CompVis / stable-diffusion

A latent text-to-image diffusion model
https://ommer-lab.com/research/latent-diffusion-models/
Other
68.24k stars 10.15k forks source link

Different img2img results from DreamStudio #411

Closed iutlu closed 4 months ago

iutlu commented 2 years ago

I've been trying to reproduce the img2img results that I got from DreamStudio locally, using the CompVis SD repo, but with no success.

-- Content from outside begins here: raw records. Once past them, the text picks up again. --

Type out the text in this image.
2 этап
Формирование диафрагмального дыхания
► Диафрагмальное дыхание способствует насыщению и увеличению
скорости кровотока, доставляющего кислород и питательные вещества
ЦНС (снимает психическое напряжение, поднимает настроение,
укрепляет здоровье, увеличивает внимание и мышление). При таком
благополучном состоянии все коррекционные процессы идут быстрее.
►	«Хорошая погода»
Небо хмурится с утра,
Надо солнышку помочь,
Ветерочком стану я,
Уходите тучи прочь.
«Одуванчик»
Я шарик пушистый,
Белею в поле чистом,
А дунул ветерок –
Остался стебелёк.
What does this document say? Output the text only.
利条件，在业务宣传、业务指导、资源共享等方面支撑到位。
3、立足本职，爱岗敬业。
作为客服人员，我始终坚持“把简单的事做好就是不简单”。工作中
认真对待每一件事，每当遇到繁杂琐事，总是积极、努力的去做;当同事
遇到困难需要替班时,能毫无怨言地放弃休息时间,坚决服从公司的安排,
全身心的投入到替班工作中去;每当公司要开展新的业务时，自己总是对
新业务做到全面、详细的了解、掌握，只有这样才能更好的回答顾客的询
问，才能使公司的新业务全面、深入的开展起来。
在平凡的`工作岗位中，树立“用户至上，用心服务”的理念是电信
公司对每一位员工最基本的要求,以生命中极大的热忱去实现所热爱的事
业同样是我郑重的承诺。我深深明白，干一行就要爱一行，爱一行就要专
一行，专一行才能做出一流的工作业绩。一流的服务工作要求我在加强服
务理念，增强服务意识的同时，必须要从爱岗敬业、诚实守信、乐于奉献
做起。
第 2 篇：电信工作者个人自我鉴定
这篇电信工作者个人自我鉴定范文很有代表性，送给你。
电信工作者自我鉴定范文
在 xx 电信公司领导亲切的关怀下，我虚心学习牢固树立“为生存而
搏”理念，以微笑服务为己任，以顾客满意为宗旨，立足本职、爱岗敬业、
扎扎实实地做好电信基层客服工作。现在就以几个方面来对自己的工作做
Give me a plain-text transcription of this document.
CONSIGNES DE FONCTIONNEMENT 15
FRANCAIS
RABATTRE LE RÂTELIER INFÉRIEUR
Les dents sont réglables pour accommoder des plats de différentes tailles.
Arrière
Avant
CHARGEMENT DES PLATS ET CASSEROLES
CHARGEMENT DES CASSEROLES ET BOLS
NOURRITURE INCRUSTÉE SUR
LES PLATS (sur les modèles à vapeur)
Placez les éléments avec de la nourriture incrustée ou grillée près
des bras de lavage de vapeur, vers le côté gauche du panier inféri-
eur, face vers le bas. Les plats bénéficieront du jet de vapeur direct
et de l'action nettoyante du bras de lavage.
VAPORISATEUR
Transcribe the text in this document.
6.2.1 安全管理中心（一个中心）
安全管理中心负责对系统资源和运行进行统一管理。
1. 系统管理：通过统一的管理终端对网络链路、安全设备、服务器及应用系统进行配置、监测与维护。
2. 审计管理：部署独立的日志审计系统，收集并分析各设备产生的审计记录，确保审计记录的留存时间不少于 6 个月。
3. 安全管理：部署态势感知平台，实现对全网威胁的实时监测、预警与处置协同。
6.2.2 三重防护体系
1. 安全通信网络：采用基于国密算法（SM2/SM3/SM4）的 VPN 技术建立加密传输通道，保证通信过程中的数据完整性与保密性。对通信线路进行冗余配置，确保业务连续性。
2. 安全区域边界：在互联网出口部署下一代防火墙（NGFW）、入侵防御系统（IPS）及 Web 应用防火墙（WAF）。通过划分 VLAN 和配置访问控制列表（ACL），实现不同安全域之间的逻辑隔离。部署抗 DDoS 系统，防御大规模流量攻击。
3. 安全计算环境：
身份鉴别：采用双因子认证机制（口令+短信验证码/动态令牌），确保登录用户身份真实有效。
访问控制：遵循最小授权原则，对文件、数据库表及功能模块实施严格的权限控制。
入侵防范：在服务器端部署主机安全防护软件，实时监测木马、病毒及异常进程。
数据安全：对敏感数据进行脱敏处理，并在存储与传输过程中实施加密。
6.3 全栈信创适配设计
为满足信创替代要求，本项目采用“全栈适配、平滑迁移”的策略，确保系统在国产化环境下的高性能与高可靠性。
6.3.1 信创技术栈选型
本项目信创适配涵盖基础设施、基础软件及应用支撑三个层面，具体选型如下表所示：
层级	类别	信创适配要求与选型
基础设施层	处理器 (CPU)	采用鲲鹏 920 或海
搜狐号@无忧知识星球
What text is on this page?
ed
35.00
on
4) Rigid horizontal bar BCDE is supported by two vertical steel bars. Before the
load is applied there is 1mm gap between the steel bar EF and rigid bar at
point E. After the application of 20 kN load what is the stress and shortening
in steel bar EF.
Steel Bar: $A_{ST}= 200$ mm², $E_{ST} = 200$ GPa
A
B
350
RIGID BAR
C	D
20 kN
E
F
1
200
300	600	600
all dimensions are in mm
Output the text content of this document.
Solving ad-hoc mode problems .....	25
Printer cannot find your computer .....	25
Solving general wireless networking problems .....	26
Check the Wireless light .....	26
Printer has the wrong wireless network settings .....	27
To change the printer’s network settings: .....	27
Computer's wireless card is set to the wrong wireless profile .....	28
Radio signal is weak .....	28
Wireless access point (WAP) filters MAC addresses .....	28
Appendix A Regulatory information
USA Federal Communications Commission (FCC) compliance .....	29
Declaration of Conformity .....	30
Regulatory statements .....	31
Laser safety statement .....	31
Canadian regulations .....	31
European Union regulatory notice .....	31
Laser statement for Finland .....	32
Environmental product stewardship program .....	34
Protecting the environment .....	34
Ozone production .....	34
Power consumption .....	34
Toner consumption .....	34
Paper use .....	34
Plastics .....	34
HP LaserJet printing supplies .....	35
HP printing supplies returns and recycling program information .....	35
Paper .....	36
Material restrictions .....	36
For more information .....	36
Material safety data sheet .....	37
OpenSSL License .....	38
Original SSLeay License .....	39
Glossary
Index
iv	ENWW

Here's the command I'm running locally: python scripts/img2img.py --prompt "hyperrealistic dslr film still of a person, face disguised as legumes, stunning 8 k octane comprehensive 3 d render, inspired by istvan sandorfi & greg rutkowski & unreal engine, perfect symmetry, dim volumetric cinematic lighting, extremely hyper - detailed, incredibly real lifelike attributes & flesh texture, intricate, masterpiece, artstation, stunning" --init-img /home/onur/Desktop/test.png --strength 0.56 --ddim_steps 25 --seed 290400995 --scale 7 --n_samples 1 --skip_grid

So I have an init-img test.png, with resolution 512x512 (see below)

test

And I run img2img on it with the prompt

hyperrealistic dslr film still of a person, face disguised as legumes, stunning 8 k octane comprehensive 3 d render, inspired by istvan sandorfi & greg rutkowski & unreal engine, perfect symmetry, dim volumetric cinematic lighting, extremely hyper - detailed, incredibly real lifelike attributes & flesh texture, intricate, masterpiece, artstation, stunning

(^some random prompt)

with strength=0.56 ddim-steps=25 seed=290400995 scale=7

The output (with the 1.4 checkpoint) is: 00070

Going over to DreamStudio, I configure it with the following settings: Cfg Scale=7 Steps=25 Number of Images=1 Sampler=ddim Model=Stable Diffusion v1.4 Seed=290400995 CLIP Guidance=Off Image Strength=44% (the ranges seem to be flipped -- hence the 1-minus)

The output is: ds

I was wondering, am I missing something? Shouldn't I have gotten the same results with identical prompts, init-img, seed, and config? Is there some known explanation I'm not aware of?

Thanks!

DjTecmo commented 2 years ago

I also experiment this messy results with no reason when its supposed to create coherently thigns like DreamStudio or NightcafeStudio does. The results here looks like ifd the model were the dumb messy deformed way old model "Guided Diffusion" does the things, really. I need an explanation too

popoala commented 1 year ago

I think it had something to do with img2img.py script for not running N time steps reconstruction.